FAÇADES PARÉES DE BRISE-SOLEI :
CONFORT THERMIQUE ET ÉCONOMIES D’ÉNERGIE

Pour pouvoir réguler les apports solaires d’une façade, celle-ci se dote d’une série de brise-soleil en verre, fixes ou orientables, et actionnables manuellement ou mécaniquement. Ces pare-soleil -fixés directement sur la façade ou bien au moyen d’une double peau active- contribuent à mieux gérer la température intérieure des espaces et à engendrer des économies énergétiques notoires. Pour le Phare de Chambéry, lieu polyvalent conçu en 2008 par l’agence Patriarche & Co, l’ossature en béton, enveloppée d’une double peau courbe en charpente acier et brise-soleil de verre, fait pénétrer la lumière naturelle dans le volume, et régule les apports solaires et les températures. Un tout autre type de projet pour la tour tertiaire Agbar, à Barcelone, en Espagne, réalisée en 2005 par l’architecte Jean Nouvel. Construite en béton, cette tour ovale de 142 de haut présente une façade double-peau filtrante alliant un bardage d’acier prélaqué de divers coloris à des lames pare-soleil en verre orientables, permettant une régulation thermique interne. Un cas différent avec l’hôtel de région Auvergne qui, bâti à Clermont-Ferrand en 2015 par l’architecte Bruno Mader et l’agence Atelier 4, recèle un socle en béton et une structure en bois lamellé-collé de Douglas. Son enveloppe-résille comporte une double-peau transparente, conjuguant une charpente en bois à des ventelles en verre tenues par une fine ossature d’acier. En termes d’écologie, l’immeuble bénéficie aussi de patios plantés surmontés de verrières à structure d’acier revêtues de cellules photovoltaïques, vouées à réduire les consommations d’énergie.

Photo : Hervé Abbadie
Hôtel de région Auvergne, Clermont-Ferrand ; Bruno Mader et agence Atelier 4, 2015.
Le bâtiment recèle un socle en béton et une structure en bois lamellé-collé, son enveloppe-résille alliant une charpente bois à des ventelles de verre, tenues par une fine ossature d’acier.

CONSTRUCTION FRUGALE ET RÉEMPLOI : UNE DOUBLE PRIORITÉ

L’acte de construire avec moins de matière, mieux répartie dans un édifice, peut se conjuguer avec certains éléments réemployés, comme des composants acier facilement déconstructibles en fin de vie d’un ouvrage et recyclables à volonté.

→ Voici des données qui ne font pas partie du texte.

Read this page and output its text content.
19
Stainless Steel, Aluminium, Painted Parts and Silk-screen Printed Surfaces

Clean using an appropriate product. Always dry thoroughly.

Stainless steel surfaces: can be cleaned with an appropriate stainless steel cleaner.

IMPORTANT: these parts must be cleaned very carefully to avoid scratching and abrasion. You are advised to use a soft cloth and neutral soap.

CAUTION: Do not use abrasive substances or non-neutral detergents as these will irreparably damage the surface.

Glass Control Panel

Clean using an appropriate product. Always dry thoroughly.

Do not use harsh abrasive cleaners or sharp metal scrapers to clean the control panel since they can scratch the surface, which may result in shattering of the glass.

Les matériaux récupérés -provenant de bâtiments démolis ou d’anciens sites industriels- sont récupérés tels quels ou bien remis en état, en garantissant leurs performances mécaniques. En recourant au réemploi de produits en acier, la filière participe ainsi à la neutralité carbone, en préservant les matières premières. Les pièces d’acier préfabriquées, durables et d’usage flexible et évolutif, sont aptes à plusieurs vies, en vue d’un réemploi en plein essor, leur mise en place optimisée générant un gain de temps et de coût conséquents sur le chantier. Projet pionnier de cette pratique innovante, l’opération BedZED (ou Beddington Zero Energy Development), de 82 logements, bureaux, commerces et équipements, édifiés en 2002 par le cabinet Bill Dunster Architects, dans le quartier résidentiel Sutton de Londres, au Royaume-Uni. Sa singularité a trait aux 95% de la structure acier des bâtiments, issus d’éléments récupérés localement dans des décharges ou auprès d’entreprises de démolition. Un autre exemple novateur concerne la transformation en 2022 du bâtiment des Canaux (1882), en une Maison des Économies Solidaires Innovantes, quai de Seine à Paris (19è), vraie vitrine de l’économie circulaire. Le chantier vertueux -mené par la Ville de Paris et l’agence d’architecture Grand Huit- a utilisé 70% de matériaux issus du réemploi qui valorisent les déchets du bâtiment. Suivant un protocole strict de requalification, les poutres métalliques récupérées d’un ancien hangar ont été assemblées et posées sur le site pour créer la structure de la terrasse et de sa pergola.  Les entreprises impliquées ayant proposé, pour cette réhabilitation spéciale, divers matériaux et produits de construction (poutrelles, portes palières, mobilier…).

Photo : DR. Opération BedZED de 82 logements, Londres, Royaume-Uni ; cabinet Bill Dunster Architects, 2002. Sa singularité tient au fait que 95 % de la structure acier des bâtiments sont issus d’éléments récupérés localement dans des décharges ou auprès d’entreprises de démolition.